Now a tall, athletic, handsome and imposing figure, the 19-year-old Gustav immediately made a good impression. He was loyal and eager to please and was quick to volunteer for Work Service in Naumburg. While there he applied to join the Special Forces and by 1936 he had been called up to the SS Signals Battalion in Berlin.

Gustav continued to impress his superiors, thriving within an atmosphere, so alien to him and yet so welcome, in which good effort and attitude was rewarded with praise and recognition.

A year later, Gustav was sent to the SS Officers’ School in Bad Tölz where he became an SS Cadet Officer. It took him only four and a half months to complete a platoon leader’s course, and his hard work was repaid with a promotion to SS Upper Cadet Officer in the Germania Regiment.

Another step up, to 2nd Lieutenant, followed later that year and, alongside his men, Gustav proudly marched into the Sudetenland, along the mountainous borders of Czechoslovakia, a strategically important area which had been signed over to Germany by Britain, Italy and France through the Munich Agreement.

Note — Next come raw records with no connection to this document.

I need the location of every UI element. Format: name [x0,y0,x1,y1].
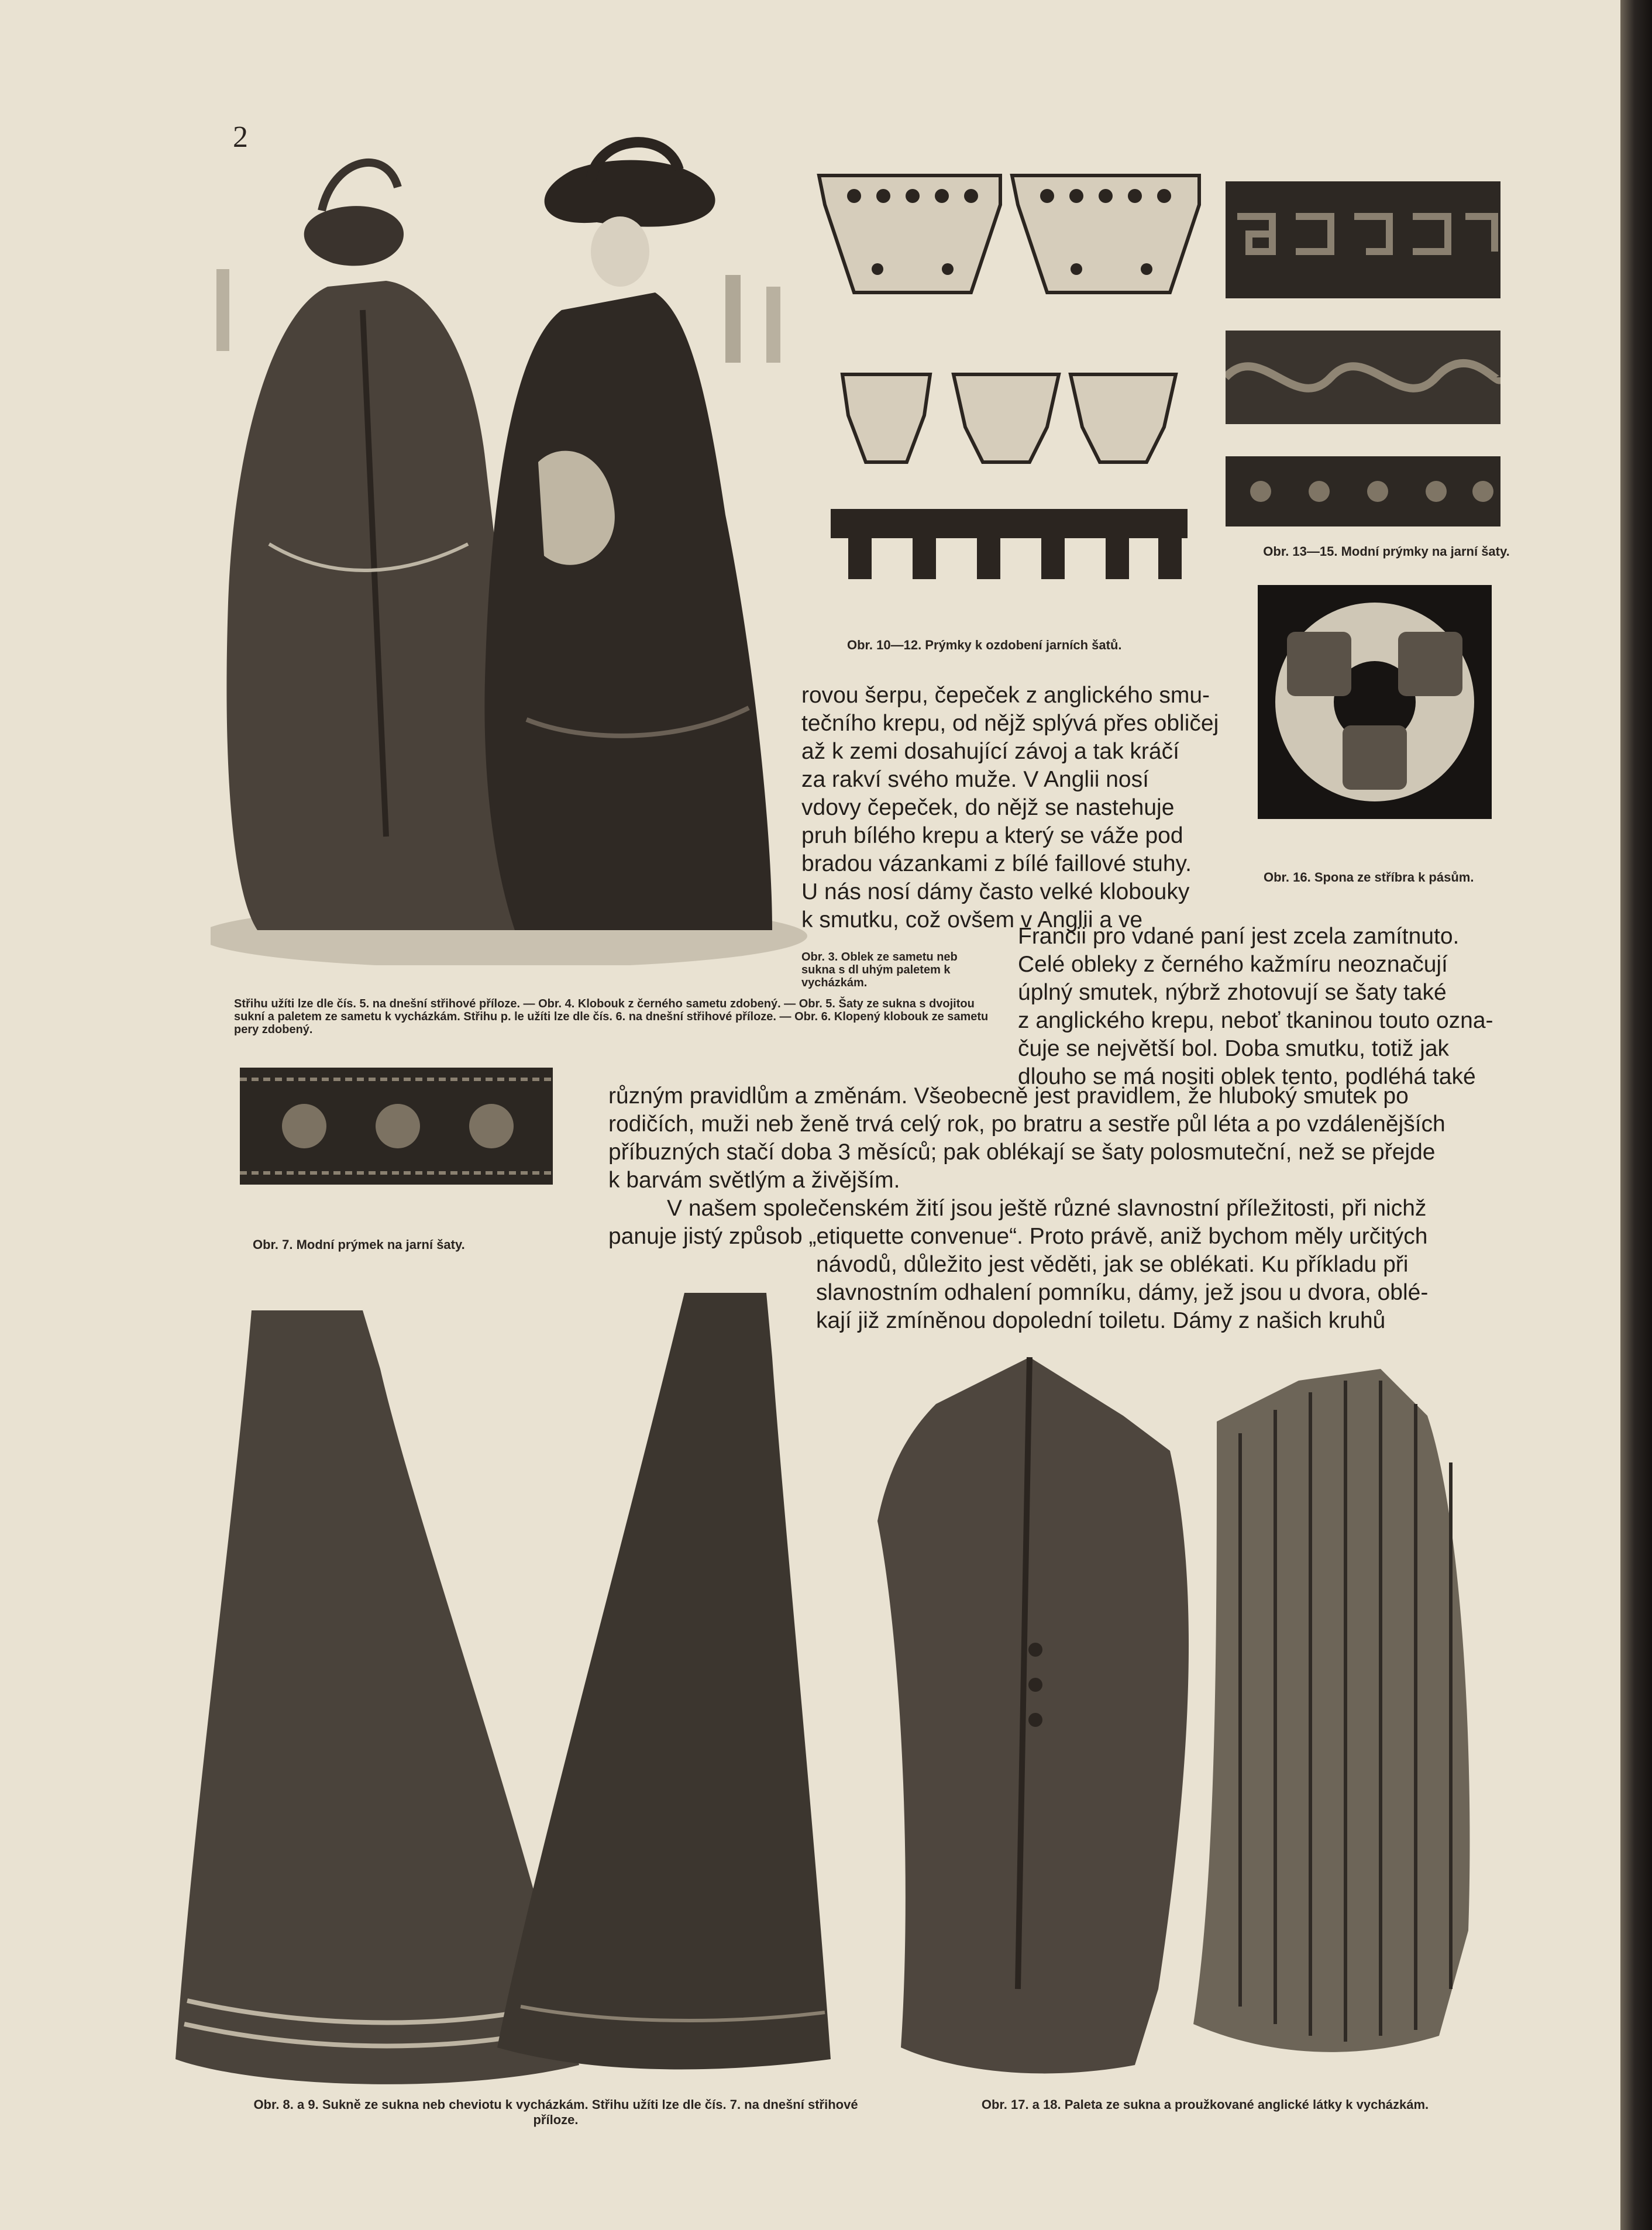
article-line: k smutku, což ovšem v Anglii a ve [801,907,1143,932]
caption-obr-3: Obr. 3. Oblek ze sametu neb sukna s dl uhým paletem k vycházkám. [801,951,958,989]
article-line: za rakví svého muže. V Anglii nosí [801,767,1149,792]
caption-obr-8-9: Obr. 8. a 9. Sukně ze sukna neb cheviotu k vycházkám. Střihu užíti lze dle čís. 7. na dnešní střihové příloze. [253,2097,858,2127]
illustration-silver-buckle [1258,585,1492,819]
illustration-jackets [866,1345,1509,2083]
caption-obr-13-15: Obr. 13—15. Modní prýmky na jarní šaty. [1263,544,1510,559]
article-line: úplný smutek, nýbrž zhotovují se šaty také [1018,980,1447,1005]
illustration-skirts [170,1287,837,2094]
illustration-modern-trims-13-15 [1226,181,1500,526]
article-line: rovou šerpu, čepeček z anglického smu- [801,683,1210,708]
article-line: vdovy čepeček, do nějž se nastehuje [801,795,1175,820]
article-line: kají již zmíněnou dopolední toiletu. Dámy z našich kruhů [816,1308,1386,1333]
article-line: různým pravidlům a změnám. Všeobecně jest pravidlem, že hluboký smutek po [608,1083,1409,1109]
caption-obr-7: Obr. 7. Modní prýmek na jarní šaty. [253,1237,465,1252]
article-line: pruh bílého krepu a který se váže pod [801,823,1183,848]
article-line: V našem společenském žití jsou ještě různé slavnostní příležitosti, při nichž [667,1196,1427,1221]
article-line: čuje se největší bol. Doba smutku, totiž jak [1018,1036,1450,1061]
article-column-mid [1018,923,1533,1091]
illustration-modern-trim-7 [240,1068,553,1185]
article-line: z anglického krepu, neboť tkaninou touto ozna- [1018,1008,1493,1033]
caption-obr-16: Obr. 16. Spona ze stříbra k pásům. [1264,870,1474,885]
article-column-narrow [801,682,1223,934]
illustration-two-women-hats [211,135,807,965]
article-line: slavnostním odhalení pomníku, dámy, jež jsou u dvora, oblé- [816,1280,1429,1305]
article-line: rodičích, muži neb ženě trvá celý rok, po bratru a sestře půl léta a po vzdálenějších [608,1111,1445,1137]
article-line: U nás nosí dámy často velké klobouky [801,879,1190,904]
caption-obr-10-12: Obr. 10—12. Prýmky k ozdobení jarních šatů. [847,638,1122,652]
article-line: Celé obleky z černého kažmíru neoznačují [1018,952,1448,977]
caption-obr-17-18: Obr. 17. a 18. Paleta ze sukna a proužkované anglické látky k vycházkám. [981,2097,1429,2112]
illustration-lace-trims [813,170,1205,603]
article-column-wide [608,1082,1521,1251]
article-line: panuje jistý způsob „etiquette convenue“. Proto právě, aniž bychom měly určitých [608,1224,1428,1249]
page-number: 2 [233,121,248,154]
book-spine [1620,0,1652,2230]
article-line: Francii pro vdané paní jest zcela zamítnuto. [1018,924,1460,949]
article-line: dlouho se má nositi oblek tento, podléhá také [1018,1064,1476,1089]
article-line: k barvám světlým a živějším. [608,1168,900,1193]
article-line: bradou vázankami z bílé faillové stuhy. [801,851,1192,876]
article-line: až k zemi dosahující závoj a tak kráčí [801,739,1179,764]
article-line: tečního krepu, od nějž splývá přes obličej [801,711,1219,736]
article-column-end [816,1251,1530,1335]
article-line: návodů, důležito jest věděti, jak se oblékati. Ku příkladu při [816,1252,1409,1277]
article-line: příbuzných stačí doba 3 měsíců; pak oblékají se šaty polosmuteční, než se přejde [608,1140,1436,1165]
caption-obr-3-6: Střihu užíti lze dle čís. 5. na dnešní střihové příloze. — Obr. 4. Klobouk z černého sametu zdobený. — Obr. 5. Šaty ze sukna s dvojitou sukní a paletem ze sametu k vycházkám. Střihu p. le užíti lze dle čís. 6. na dnešní střihové příloze. — Obr. 6. Klopený klobouk ze sametu pery zdobený. [234,997,989,1036]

‘My leadership skills have been well recognised,’ Gustav wrote in a letter to his father. ‘After leaving the Sudetenland I was instructed to lead a platoon to the Polish front. We had a successful campaign with minimal losses and Herr Hitler saw fit to award me the Iron Cross 2nd Class. Thanks to that I have now been appointed Adjutant of the 2nd Company of the SS Regiment “Germania” which I hope makes you proud.

‘I think of you often, Father, and it is my dearest wish that the news I send of my faithful service to our beloved Nazi Germany brings you some comfort and peace of mind.’

Far from the battlefield, surrounded by books and papers in his study, Otto found it difficult to identify with the experiences his son described in his letters. The ranks, titles and awards he listed meant nothing to him and so his replies to Gustav were brief and to the point.

In May 1940, Otto received another letter from Gustav, who he knew had been fighting in Northern
France. This time, when he saw the Military Hospital letterhead, his heart stopped. His hand shook as he read, fearing the worst.

‘I am in bad shape, Father,’ Gustav wrote. ‘A serious gunshot wound to the lungs. The damned French nearly got me. The doctors tell me that it’s a miracle I survived. But here I still am. I am feeling pretty rough, though, and am finding being incapacitated extremely difficult. It looks as though I shall be convalescing here for a while yet, so if you should find the time to write to me, I would dearly like to hear about life in Freiburg. The house, you, it all seems so far away now. Do write to tell me how you are. Your ever loving son, Gustav.’

Every night, as Gustav lay in his hospital bed, the same nightmare scene crept into his slumber. He saw himself running through the thick mud, shouting to his men to give him cover. Then came the dull thud. The searing pain in his chest… and then the sensation of the cold, oozing mud on his hands, mixing with his own blood as he lay there, struggling to breathe, on the battlefield. As his chest tightened to bursting point, he saw the same, familiar figure standing in the distance. A man, wearing civilian clothes, a grey woollen suit and tie, staring at him amid all the chaos of the fighting. Gustav stretched out his hand, but the figure always turned away, fading into the fog.
Gustav was discharged from the Military Hospital three months later. During the long and tedious weeks he had spent there recovering, he had received his highest award for bravery, the Iron Cross 1st Class, and a promotion to Battalion Commander – but no letter from his father.

7: The Briefing

The drive from Limoges back to Saint Junien couldn’t pass by quickly enough for Gustav Dietrich. Before he had left Scholz’s offices he had asked the girl on reception to get the leader of 3rd Company on the telephone so he could assemble the key officers for a briefing. They were to meet at the Hotel de la Gare at eleven o’clock sharp.